The top left lead was connected to the ground pin using a 10k resistor that also came with the kit. I actually pulled out a different resistor at first, and it took a quick Google search to understand the colored band system for labeling them. (The other one was only a 220 resistor.) The top right was connected to GPIO23. The bottom left was connected to the 3.3V pin.
Setting up the pin to read input followed a similar form as making the pin an output.
- echo 23 > /sys/class/gpio/export
- cd /sys/class/gpio/gpio23
- echo in > direction: This is what sets the pin to an input
- cat value: This gives the value of the pin. It will either be 1 (high) or 0 (low).

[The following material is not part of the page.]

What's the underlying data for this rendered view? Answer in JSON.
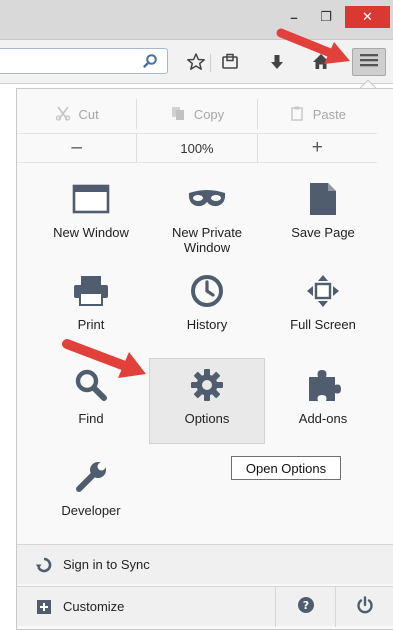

Unfortunately, I was getting erratic results. Sometimes it was a 0, sometimes it was a 1, and it didn't really seem to matter whether the button was pressed or not. Both books warned that this could happen. It has to do with the pin being a "floating pin" when it's not connected properly. I'm still not quite sure about the physics behind this, but it looks like it has to do with small random currents creating a large enough voltage difference because of high resistance. Since V = IR, large R causes large voltages even for small currents. The resolution to the problem is to stick the 10k resistor between the GPIO and the ground, which sets the "normal" voltage to zero.
But everything was already connected, and I tried double checking the connections with no luck. So I went out and bought a multimeter so that I could test the connections directly. The multimeter is a Southwire 10030S and cost exactly $27 from Lowes after tax. This brings the total cost of this experiment to $123.38.
After getting back home and poking around a while, I found that the button wasn't making good contact, so I pulled it out and put it back in. I don't know why this didn't work before, but this time it did. Now the reading was 0 when the button was up and 1 when the button was down.